In [24]:
import pandas as pd
from pandasql import sqldf
import boto3
import json
import os
# python -m spacy download en
import spacy
from spacy.lang.en.stop_words import STOP_WORDS
from keras import models, layers
# from keras.preprocessing.text import Tokenizer, text_to_word_sequence
from sklearn.feature_extraction.text import TfidfVectorizer
from sklearn.model_selection import train_test_split
from sklearn.preprocessing import LabelEncoder
# from sklearn.preprocessing import LabelBinarizer
# import numpy as np
from keras.utils import to_categorical
# from keras.models import Sequential
# from keras.layers import Dense
# from sklearn.metrics import confusion_matrix
# import seaborn as sns
import matplotlib.pyplot as plt

In [7]:
with open('../boto-config.json') as json_data:
    boto_config = json.load(json_data)
    
s3 = boto3.client(
    's3',
    aws_access_key_id=boto_config['aws_access_key_id'],
    aws_secret_access_key=boto_config['aws_secret_access_key']
)

In [8]:
data_dir = 'data'
if not os.path.exists(data_dir):
    os.makedirs(data_dir)
    
src_file = data_dir + '/News_Category_Dataset.json'
src_file_cleaned = data_dir + '/News_Clean.csv'

# s3.upload_file(src_file, boto_config['buckets']['kaggle'], src_file)
# s3.upload_file(src_file_cleaned, boto_config['buckets']['kaggle'], src_file_cleaned)

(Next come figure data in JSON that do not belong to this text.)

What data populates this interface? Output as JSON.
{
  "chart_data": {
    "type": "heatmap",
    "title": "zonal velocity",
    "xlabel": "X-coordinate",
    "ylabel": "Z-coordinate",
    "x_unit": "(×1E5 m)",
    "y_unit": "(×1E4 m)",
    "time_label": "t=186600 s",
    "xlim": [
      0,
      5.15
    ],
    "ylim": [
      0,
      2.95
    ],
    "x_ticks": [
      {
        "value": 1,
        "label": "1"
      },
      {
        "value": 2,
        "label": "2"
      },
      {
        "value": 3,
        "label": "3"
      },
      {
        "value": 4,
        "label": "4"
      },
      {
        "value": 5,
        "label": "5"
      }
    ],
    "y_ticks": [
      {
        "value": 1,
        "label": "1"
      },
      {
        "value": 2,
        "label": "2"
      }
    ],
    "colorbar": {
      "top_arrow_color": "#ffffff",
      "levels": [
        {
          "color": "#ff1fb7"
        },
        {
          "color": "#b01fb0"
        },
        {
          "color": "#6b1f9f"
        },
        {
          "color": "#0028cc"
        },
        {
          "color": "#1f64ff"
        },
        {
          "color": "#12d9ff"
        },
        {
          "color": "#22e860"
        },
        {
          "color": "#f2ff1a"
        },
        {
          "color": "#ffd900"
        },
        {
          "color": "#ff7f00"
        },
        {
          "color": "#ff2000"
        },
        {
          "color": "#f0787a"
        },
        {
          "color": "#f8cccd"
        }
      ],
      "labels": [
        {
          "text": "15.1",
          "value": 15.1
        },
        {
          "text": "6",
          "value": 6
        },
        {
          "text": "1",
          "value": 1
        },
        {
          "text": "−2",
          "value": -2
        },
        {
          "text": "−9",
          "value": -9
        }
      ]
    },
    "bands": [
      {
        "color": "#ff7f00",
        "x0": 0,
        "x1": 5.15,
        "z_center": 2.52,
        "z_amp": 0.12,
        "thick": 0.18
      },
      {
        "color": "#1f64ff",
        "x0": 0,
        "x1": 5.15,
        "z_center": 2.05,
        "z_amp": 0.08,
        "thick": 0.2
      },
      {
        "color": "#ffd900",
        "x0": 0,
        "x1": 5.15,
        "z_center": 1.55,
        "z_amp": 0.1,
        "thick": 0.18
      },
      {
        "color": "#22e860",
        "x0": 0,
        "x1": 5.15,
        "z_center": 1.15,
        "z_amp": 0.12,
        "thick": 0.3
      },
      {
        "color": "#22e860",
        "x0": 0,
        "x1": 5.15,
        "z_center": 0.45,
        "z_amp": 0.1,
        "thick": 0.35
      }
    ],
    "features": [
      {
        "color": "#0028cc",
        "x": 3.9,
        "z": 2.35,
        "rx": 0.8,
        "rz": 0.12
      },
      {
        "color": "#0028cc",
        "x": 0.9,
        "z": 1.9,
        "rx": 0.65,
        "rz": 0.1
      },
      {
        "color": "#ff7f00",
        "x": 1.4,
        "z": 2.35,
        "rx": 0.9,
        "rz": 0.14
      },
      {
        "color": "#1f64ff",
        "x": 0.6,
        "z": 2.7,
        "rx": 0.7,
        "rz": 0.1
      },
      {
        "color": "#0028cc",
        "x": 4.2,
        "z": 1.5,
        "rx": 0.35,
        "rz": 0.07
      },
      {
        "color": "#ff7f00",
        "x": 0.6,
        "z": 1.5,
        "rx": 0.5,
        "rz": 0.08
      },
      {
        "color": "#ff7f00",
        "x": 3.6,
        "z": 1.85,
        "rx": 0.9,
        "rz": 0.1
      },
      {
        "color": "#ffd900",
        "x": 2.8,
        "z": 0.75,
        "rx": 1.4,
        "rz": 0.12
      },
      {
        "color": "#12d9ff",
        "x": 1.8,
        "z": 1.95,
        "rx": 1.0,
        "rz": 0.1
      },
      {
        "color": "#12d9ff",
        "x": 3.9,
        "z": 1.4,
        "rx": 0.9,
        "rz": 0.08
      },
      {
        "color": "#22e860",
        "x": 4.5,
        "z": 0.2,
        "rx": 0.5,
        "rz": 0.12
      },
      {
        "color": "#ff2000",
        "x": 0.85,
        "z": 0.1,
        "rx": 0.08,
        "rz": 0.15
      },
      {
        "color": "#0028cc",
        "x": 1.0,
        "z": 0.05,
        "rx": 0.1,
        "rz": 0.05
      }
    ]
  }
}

# s3.download_file(boto_config['buckets']['kaggle'], src_file, src_file)
s3.download_file(boto_config['buckets']['kaggle'], src_file_cleaned, src_file_cleaned)

In [9]:
# data = pd.read_json(src_file, lines=True)
df = pd.read_csv(src_file_cleaned)
df = df[~df.clean_text.isnull()]

In [None]:
data.describe()

In [None]:
data.head()

In [None]:
data.isnull().values.any()

In [None]:
data.columns

In [None]:
data.shape

In [None]:
# clean up text
nlp = spacy.load('en')

data['text'] = data['headline'] + ' ' + data['short_description']

docs = data['text'].tolist()

def token_filter(token):
    return not (token.is_punct | token.is_space | token.is_stop | len(token.text) <= 3)

filtered_tokens = []
for doc in nlp.pipe(docs):
    tokens = [token.lemma_ for token in doc if token_filter(token) and token.text not in STOP_WORDS]
    filtered_tokens.append(' '.join(tokens))

data['clean_text'] = filtered_tokens

data.to_csv(src_file_cleaned, index=False)

In [10]:
# tfidf with sklearn
tfidf = TfidfVectorizer()

bag = tfidf.fit_transform(df.loc[:, 'clean_text'])

In [11]:
lbler = LabelEncoder()
labels = to_categorical(lbler.fit_transform(df['category']))
num_labels = labels.shape[1]

In [12]:
train = tfidf.transform(df.loc[:, 'clean_text'])

In [13]:
# train, test validation
X_train, X_test, y_train, y_test = train_test_split(train, labels, test_size = 0.2, random_state = 1)
X_train, X_val, y_train, y_val = train_test_split(X_train, y_train, test_size = 0.1, random_state = 1)

In [65]:
# nn with keras
model = models.Sequential()
model.add(layers.Dense(256, activation='relu', input_shape=(X_train.shape[1],)))
model.add(layers.Dense(128, activation='relu'))
model.add(layers.Dense(64, activation='relu'))
model.add(layers.Dense(num_labels, activation='softmax'))

In [66]:
model.compile(optimizer='rmsprop', loss='categorical_crossentropy', metrics=['accuracy'])

In [67]:
model.summary()

_________________________________________________________________
Layer (type)                 Output Shape              Param #   
dense_14 (Dense)             (None, 256)               14561024  
_________________________________________________________________
dense_15 (Dense)             (None, 128)               32896     
_________________________________________________________________
dense_16 (Dense)             (None, 64)                8256      
_________________________________________________________________
dense_17 (Dense)             (None, 31)                2015      
Total params: 14,604,191
Trainable params: 14,604,191
Non-trainable params: 0
_________________________________________________________________


In [68]:
history = model.fit(X_train, y_train, epochs = 10, batch_size=512, validation_data=(X_val, y_val))

Train on 89978 samples, validate on 9998 samples
Epoch 1/10
Epoch 2/10
Epoch 3/10
Epoch 4/10
Epoch 5/10
 8192/89978 [=>............................] - ETA: 27s - loss: 0.6421 - acc: 0.8258

KeyboardInterrupt: 

In [None]:
results = history.history
epochs = history.epoch

In [None]:
fig, ax = plt.subplots(figsize=(9,6))

ax.plot(epochs, results['acc'], label='train')
ax.plot(epochs, results['val_acc'], label='val')
ax.legend()

plt.show()

In [None]:
fig, ax = plt.subplots(figsize=(9,6))

ax.plot(epochs, results['loss'], label='train')
ax.plot(epochs, results['val_loss'], label='val')
ax.legend()

plt.show()